Even though I cleared out every single weed and blade of grass in our watermelon garden–twice–the grass is now waist high and I have to search for melons by feeling around with my foot. I can see why black plastic mulch is attractive.
I don’t know how you juggle so many balls. It’s impressive. That’s a fine looking broccoli patch. I’ve just seeded ours. They won’t go into the ground for a few more weeks. No broccoli for us till fall.
so here’s what I wonder: did I write the done? I am a friend of a friend. And I’m not saying it was me at all, because you know lots of people and justifiably, as your posts and what you do are totally adorable and great, and because FB is all about the friend of a friend who friends you. But eerily, I did have one occasion on FB where I did that done thing. That smug little click. I had seen someone else write “done,” after another something awful, and I thought, huh. That might work. I never know what to say. Do I say this is AWFUL and rant? Do I not say anything? Does a signature on a petition help, now that there are gathousands of them? But I tried it I clicked and signed and wrote done.

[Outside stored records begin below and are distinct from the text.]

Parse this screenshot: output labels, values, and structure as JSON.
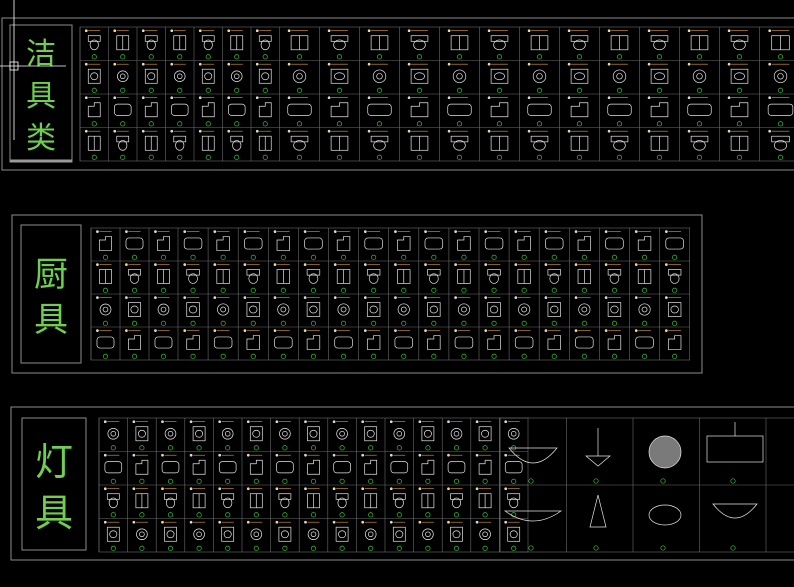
{
  "sections": [
    {
      "id": "sanitary",
      "label": "洁具类",
      "accent": "#6fcf4f"
    },
    {
      "id": "kitchen",
      "label": "厨具",
      "accent": "#6fcf4f"
    },
    {
      "id": "lighting",
      "label": "灯具",
      "accent": "#6fcf4f"
    }
  ],
  "colors": {
    "background": "#000000",
    "frame": "#8c8c8c",
    "grid": "#6c6c6c",
    "symbol": "#e6e6e6",
    "tag": "#39c239",
    "dimension": "#e0a030",
    "crosshair": "#ffffff"
  },
  "cursor": {
    "type": "crosshair"
  }
}
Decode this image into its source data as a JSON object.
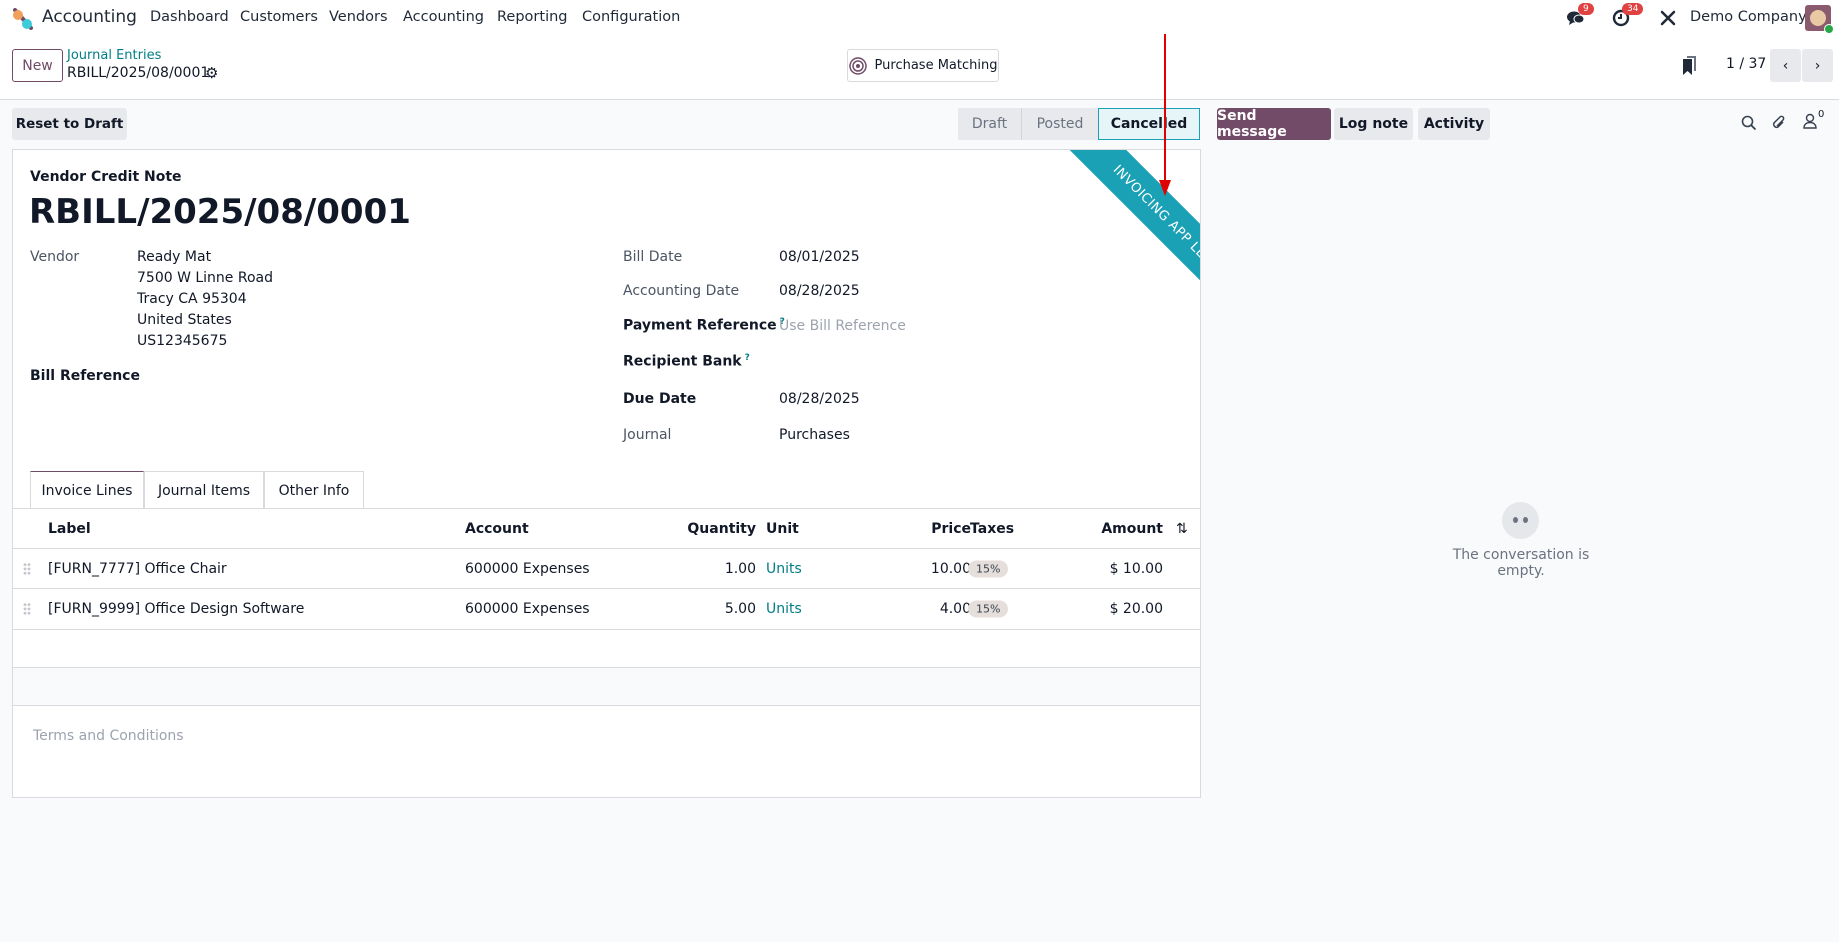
{
  "nav": {
    "app_name": "Accounting",
    "menu": [
      "Dashboard",
      "Customers",
      "Vendors",
      "Accounting",
      "Reporting",
      "Configuration"
    ],
    "messages_badge": "9",
    "activities_badge": "34",
    "company": "Demo Company"
  },
  "control_panel": {
    "new_label": "New",
    "breadcrumb_parent": "Journal Entries",
    "breadcrumb_current": "RBILL/2025/08/0001",
    "purchase_matching_label": "Purchase Matching",
    "pager": "1 / 37"
  },
  "statusbar": {
    "reset_label": "Reset to Draft",
    "stages": [
      "Draft",
      "Posted",
      "Cancelled"
    ],
    "active_stage": "Cancelled"
  },
  "chatter": {
    "send_message": "Send message",
    "log_note": "Log note",
    "activity": "Activity",
    "followers_count": "0",
    "empty_text": "The conversation is empty."
  },
  "form": {
    "ribbon": "INVOICING APP LEGACY",
    "ribbon_color": "#1ba1b5",
    "move_type": "Vendor Credit Note",
    "name": "RBILL/2025/08/0001",
    "vendor_label": "Vendor",
    "vendor_name": "Ready Mat",
    "vendor_address": [
      "7500 W Linne Road",
      "Tracy CA 95304",
      "United States",
      "US12345675"
    ],
    "bill_reference_label": "Bill Reference",
    "bill_date_label": "Bill Date",
    "bill_date": "08/01/2025",
    "accounting_date_label": "Accounting Date",
    "accounting_date": "08/28/2025",
    "payment_reference_label": "Payment Reference",
    "payment_reference_placeholder": "Use Bill Reference",
    "recipient_bank_label": "Recipient Bank",
    "due_date_label": "Due Date",
    "due_date": "08/28/2025",
    "journal_label": "Journal",
    "journal": "Purchases",
    "help_mark": "?"
  },
  "tabs": [
    "Invoice Lines",
    "Journal Items",
    "Other Info"
  ],
  "lines": {
    "headers": {
      "label": "Label",
      "account": "Account",
      "quantity": "Quantity",
      "unit": "Unit",
      "price": "Price",
      "taxes": "Taxes",
      "amount": "Amount"
    },
    "rows": [
      {
        "label": "[FURN_7777] Office Chair",
        "account": "600000 Expenses",
        "quantity": "1.00",
        "unit": "Units",
        "price": "10.00",
        "taxes": "15%",
        "amount": "$ 10.00"
      },
      {
        "label": "[FURN_9999] Office Design Software",
        "account": "600000 Expenses",
        "quantity": "5.00",
        "unit": "Units",
        "price": "4.00",
        "taxes": "15%",
        "amount": "$ 20.00"
      }
    ],
    "terms_placeholder": "Terms and Conditions"
  }
}
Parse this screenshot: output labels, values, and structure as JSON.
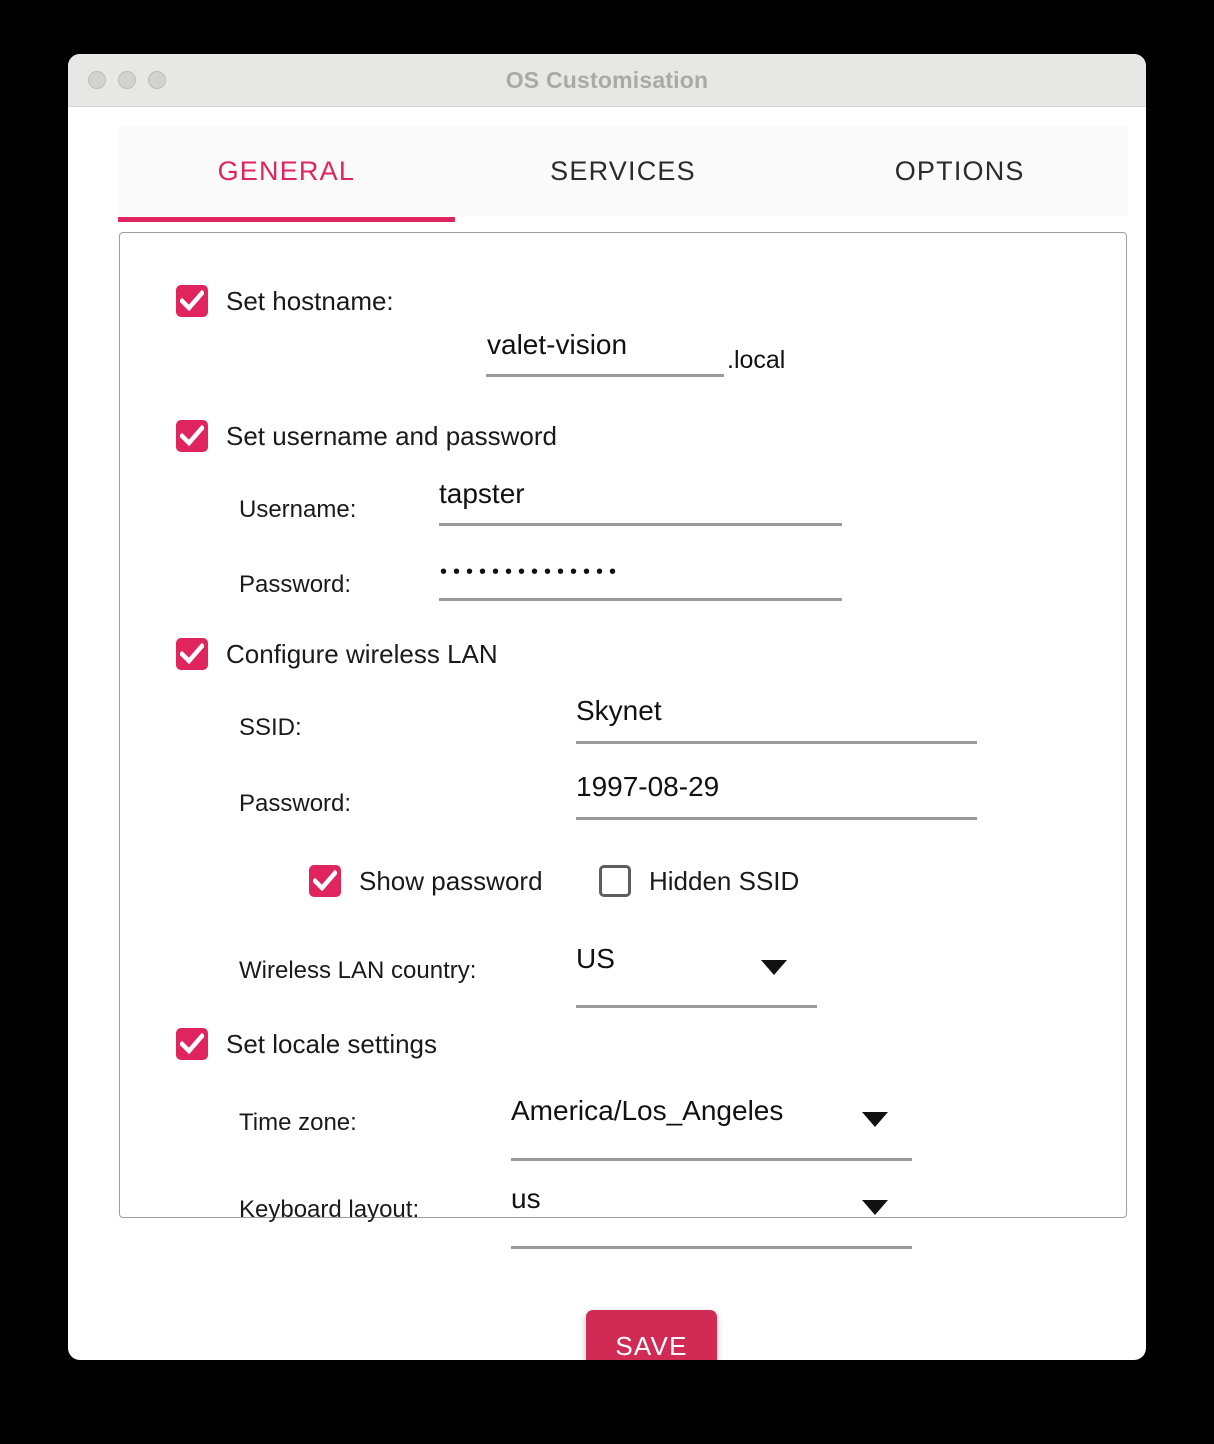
{
  "window": {
    "title": "OS Customisation",
    "traffic_lights": [
      "close-button",
      "minimize-button",
      "zoom-button"
    ]
  },
  "tabs": [
    {
      "label": "GENERAL",
      "active": true
    },
    {
      "label": "SERVICES",
      "active": false
    },
    {
      "label": "OPTIONS",
      "active": false
    }
  ],
  "general": {
    "hostname": {
      "checkbox_label": "Set hostname:",
      "checked": true,
      "value": "valet-vision",
      "suffix": ".local"
    },
    "user": {
      "checkbox_label": "Set username and password",
      "checked": true,
      "username_label": "Username:",
      "username_value": "tapster",
      "password_label": "Password:",
      "password_masked": "••••••••••••••"
    },
    "wifi": {
      "checkbox_label": "Configure wireless LAN",
      "checked": true,
      "ssid_label": "SSID:",
      "ssid_value": "Skynet",
      "password_label": "Password:",
      "password_value": "1997-08-29",
      "show_password_label": "Show password",
      "show_password_checked": true,
      "hidden_ssid_label": "Hidden SSID",
      "hidden_ssid_checked": false,
      "country_label": "Wireless LAN country:",
      "country_value": "US"
    },
    "locale": {
      "checkbox_label": "Set locale settings",
      "checked": true,
      "timezone_label": "Time zone:",
      "timezone_value": "America/Los_Angeles",
      "keyboard_label": "Keyboard layout:",
      "keyboard_value": "us"
    }
  },
  "actions": {
    "save_label": "SAVE"
  },
  "colors": {
    "accent": "#e0245e",
    "save_button": "#d12b55",
    "titlebar": "#e7e7e5",
    "panel_border": "#9e9e9e"
  }
}
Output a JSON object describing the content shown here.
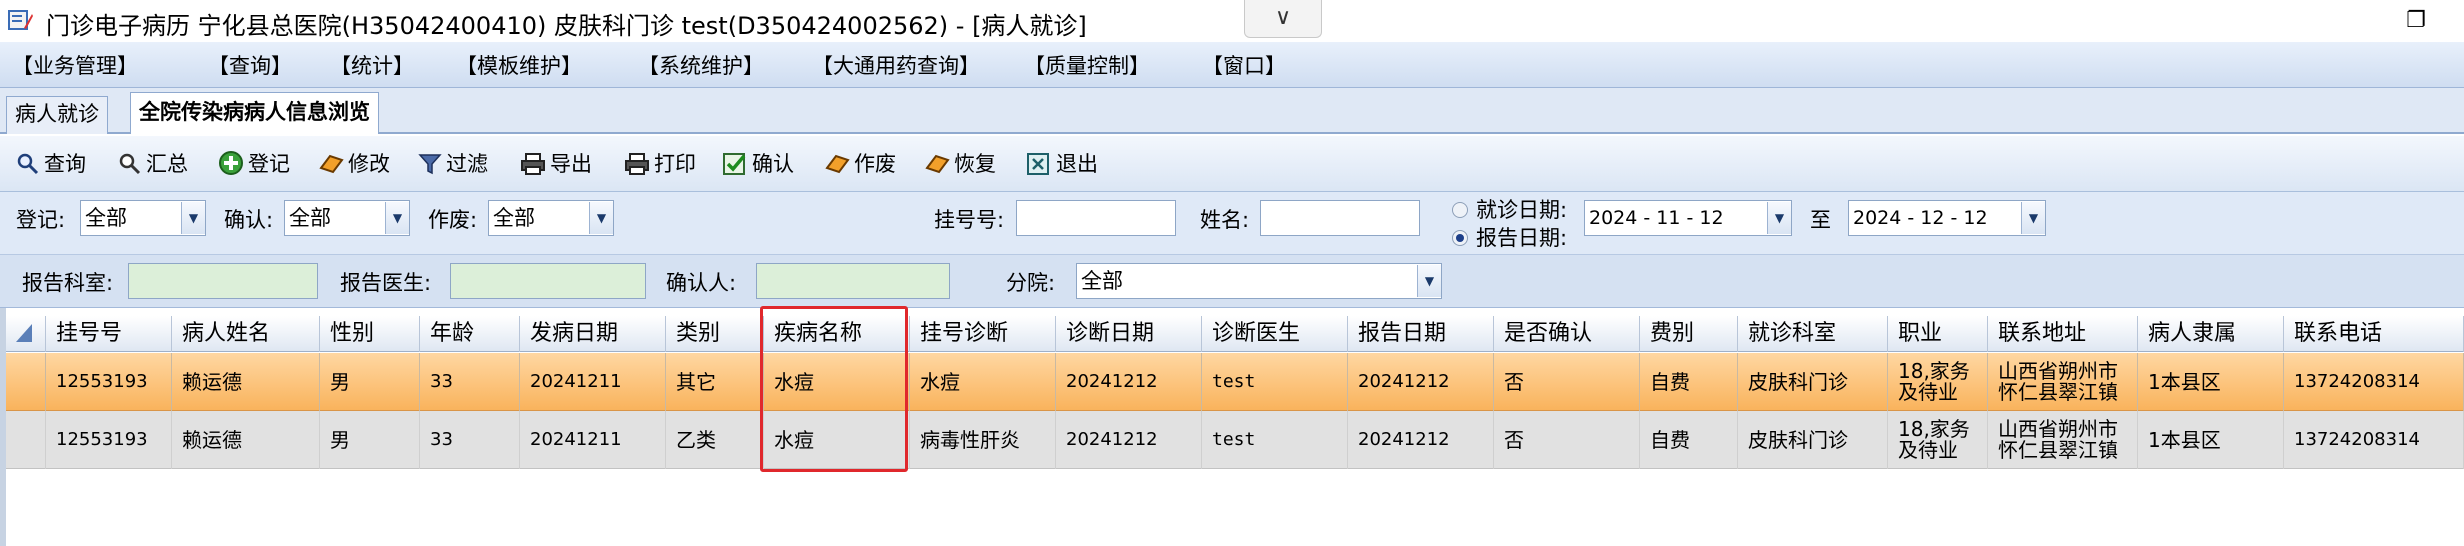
{
  "window": {
    "title": "门诊电子病历  宁化县总医院(H35042400410)  皮肤科门诊  test(D350424002562) - [病人就诊]",
    "dropdown_glyph": "∨",
    "restore_glyph": "❐"
  },
  "menu": [
    "【业务管理】",
    "【查询】",
    "【统计】",
    "【模板维护】",
    "【系统维护】",
    "【大通用药查询】",
    "【质量控制】",
    "【窗口】"
  ],
  "tabs": [
    {
      "label": "病人就诊",
      "active": false
    },
    {
      "label": "全院传染病病人信息浏览",
      "active": true
    }
  ],
  "toolbar": [
    {
      "label": "查询",
      "icon": "magnifier-icon"
    },
    {
      "label": "汇总",
      "icon": "zoom-icon"
    },
    {
      "label": "登记",
      "icon": "add-circle-icon"
    },
    {
      "label": "修改",
      "icon": "eraser-icon"
    },
    {
      "label": "过滤",
      "icon": "funnel-icon"
    },
    {
      "label": "导出",
      "icon": "printer-icon"
    },
    {
      "label": "打印",
      "icon": "printer-icon"
    },
    {
      "label": "确认",
      "icon": "check-icon"
    },
    {
      "label": "作废",
      "icon": "eraser-icon"
    },
    {
      "label": "恢复",
      "icon": "eraser-icon"
    },
    {
      "label": "退出",
      "icon": "exit-icon"
    }
  ],
  "filters": {
    "register_label": "登记:",
    "register_value": "全部",
    "confirm_label": "确认:",
    "confirm_value": "全部",
    "void_label": "作废:",
    "void_value": "全部",
    "regno_label": "挂号号:",
    "regno_value": "",
    "name_label": "姓名:",
    "name_value": "",
    "visit_date_label": "就诊日期:",
    "report_date_label": "报告日期:",
    "selected_date_type": "报告日期",
    "date_from": "2024 - 11 - 12",
    "date_to_label": "至",
    "date_to": "2024 - 12 - 12",
    "report_dept_label": "报告科室:",
    "report_dept_value": "",
    "report_doctor_label": "报告医生:",
    "report_doctor_value": "",
    "confirmer_label": "确认人:",
    "confirmer_value": "",
    "branch_label": "分院:",
    "branch_value": "全部"
  },
  "grid": {
    "columns": [
      "挂号号",
      "病人姓名",
      "性别",
      "年龄",
      "发病日期",
      "类别",
      "疾病名称",
      "挂号诊断",
      "诊断日期",
      "诊断医生",
      "报告日期",
      "是否确认",
      "费别",
      "就诊科室",
      "职业",
      "联系地址",
      "病人隶属",
      "联系电话"
    ],
    "rows": [
      [
        "12553193",
        "赖运德",
        "男",
        "33",
        "20241211",
        "其它",
        "水痘",
        "水痘",
        "20241212",
        "test",
        "20241212",
        "否",
        "自费",
        "皮肤科门诊",
        [
          "18,家务",
          "及待业"
        ],
        [
          "山西省朔州市",
          "怀仁县翠江镇"
        ],
        "1本县区",
        "13724208314"
      ],
      [
        "12553193",
        "赖运德",
        "男",
        "33",
        "20241211",
        "乙类",
        "水痘",
        "病毒性肝炎",
        "20241212",
        "test",
        "20241212",
        "否",
        "自费",
        "皮肤科门诊",
        [
          "18,家务",
          "及待业"
        ],
        [
          "山西省朔州市",
          "怀仁县翠江镇"
        ],
        "1本县区",
        "13724208314"
      ]
    ],
    "selected_row": 0
  },
  "colors": {
    "highlight_box": "#e0282c",
    "selected_row": "#f9b35c"
  }
}
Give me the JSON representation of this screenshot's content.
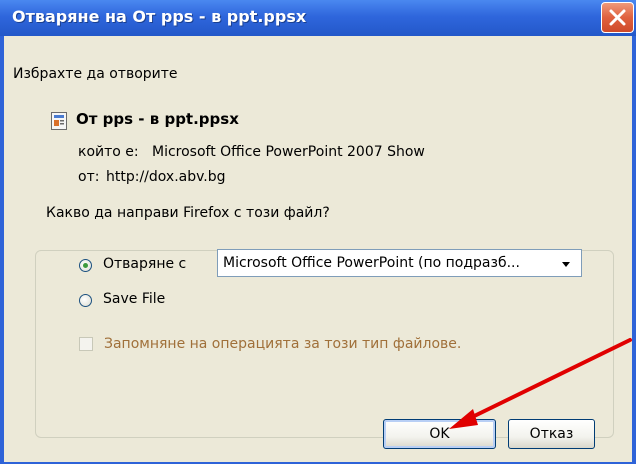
{
  "dialog": {
    "title": "Отваряне на От pps - в ppt.ppsx",
    "intro": "Избрахте да отворите",
    "file_name": "От pps - в ppt.ppsx",
    "type_label": "който е:",
    "type_value": "Microsoft Office PowerPoint 2007 Show",
    "from_label": "от:",
    "from_value": "http://dox.abv.bg"
  },
  "action_group": {
    "legend": "Какво да направи Firefox с този файл?",
    "open_with_label": "Отваряне с",
    "open_with_value": "Microsoft Office PowerPoint (по подразб...",
    "save_file_label": "Save File",
    "remember_label": "Запомняне на операцията за този тип файлове.",
    "selected_option": "open_with",
    "remember_checked": false
  },
  "buttons": {
    "ok": "OK",
    "cancel": "Отказ"
  },
  "annotation": {
    "arrow_color": "#e00000"
  },
  "icons": {
    "close": "close-icon",
    "file": "powerpoint-file-icon",
    "dropdown": "chevron-down-icon"
  }
}
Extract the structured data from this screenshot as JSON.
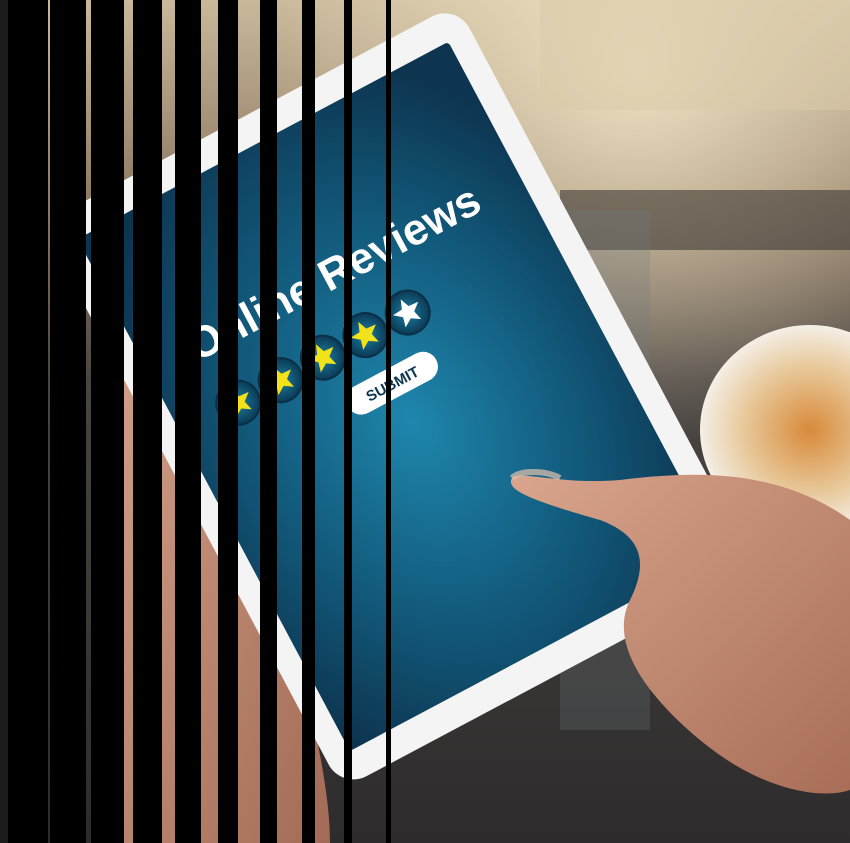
{
  "photo": {
    "screen_title": "Online Reviews",
    "submit_label": "SUBMIT",
    "rating": {
      "filled_stars": 4,
      "total_stars": 5
    },
    "colors": {
      "screen_center": "#1f86ad",
      "screen_edge": "#0d3550",
      "star_filled": "#f2e21a",
      "star_empty": "#ffffff",
      "tablet_frame": "#f4f4f4",
      "skin": "#c8917a"
    }
  },
  "overlay": {
    "shutter_bars": 10,
    "bar_color": "#000000"
  }
}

But I didn’t feel done. If that was me, and since I once did do that, it is, in a sense, the general me, then the truth is I felt more undone by writing that done than I’d thought I would. I felt that very thing you’re talking about: that urgent and then forgotten nature of peripheral action; that false sense of having done something, that emptiness after reflex. Also, all day that image of that something awful kept replaying in my head. I wasn’t done at all. I was kind of undone. So yes. love this post of yours. Congrats, also, on the piglets. We have chicks here now, and it’s wonderful: life is not done. xo.
It was not you.
I am, however, insanely glad that you thought so since it prompted you to write what you wrote. Which I loved.
relieved. would hate to be that “done” girl.
but also: from another post: the pig is the pound cake of the animal world. that, I loved.